9. a kind of preparation of the AIDS blood purification cleanser for medical domain, which is characterized in that with sterile physiological salt The hybridoma macrophage strain prepared is merged with sp2/0 myeloma cell in water cleaning by human monocytemacrophage, 1000r/min from The heart is centrifuged 5min again after cleaning with 1000r/min, and cell precipitation is taken to be packed into 200ml cylinder made of high-biocompatibility material Describe in device, be fills up to 4/5, cell column is made, separately by gp120 antibody and gp41 antibody respectively with goat-anti gp120 antibody and sheep The mixing of anti-gp41 antibody, is fully tied goat-anti gp120 antibody and goat-anti the gp41 antibody in mixed liquor, but it is surplus have it is free Gp120 antibody and gp41 antibody, then by the mixed antibody containing mating type and sequestered gp120 antibody and containing combine The mixed antibody of type and sequestered gp41 antibody again with etc. potency mixing, final mixed antibody is made into, respectively with gradient concentration Agarose C1-4B solution prepare 5 kinds of gel mixed antibodies, make the total titer of the HIVgp120 antibody of mating type and sequestered with And the total titer of the gp41 antibody of mating type and sequestered is 1: 700,1: 500,1: 300,1: 200,1: 100 and corresponding fine jade Lipolysaccharide concentration is followed successively by 0.7%, 0.8%, 0.9%, 1.0%, 1.1%, by antibody titer from low to high with isometric perfusion Spare cell column makes gel therein form antibody titer from high to low from top to bottom and agarose concentration from low to high Layer distributed.
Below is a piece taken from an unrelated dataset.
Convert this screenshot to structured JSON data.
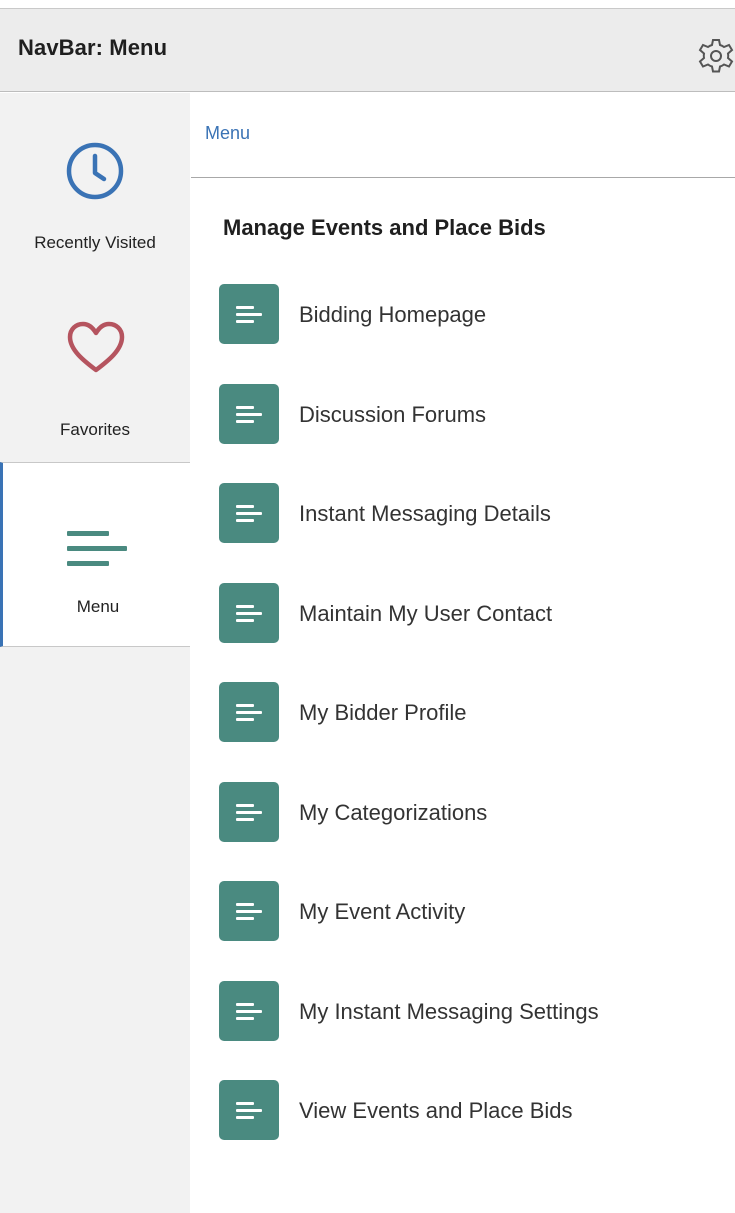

10. any AIDS blood purification of claim 1-8 is preparing the application in purging in vitro device, feature Be, the connection structure of the purging in vitro device are as follows: one end of arterial blood line pipe (1) through heparin pump (2) and blood pump (3) with Plasma separator (4) be connected, plasma separator (4) through blood plasma pump (6) and circulation line (7) clarifier in parallel with two (8, 9) it is connected, then successively converges through circulation line (10), venous line (5).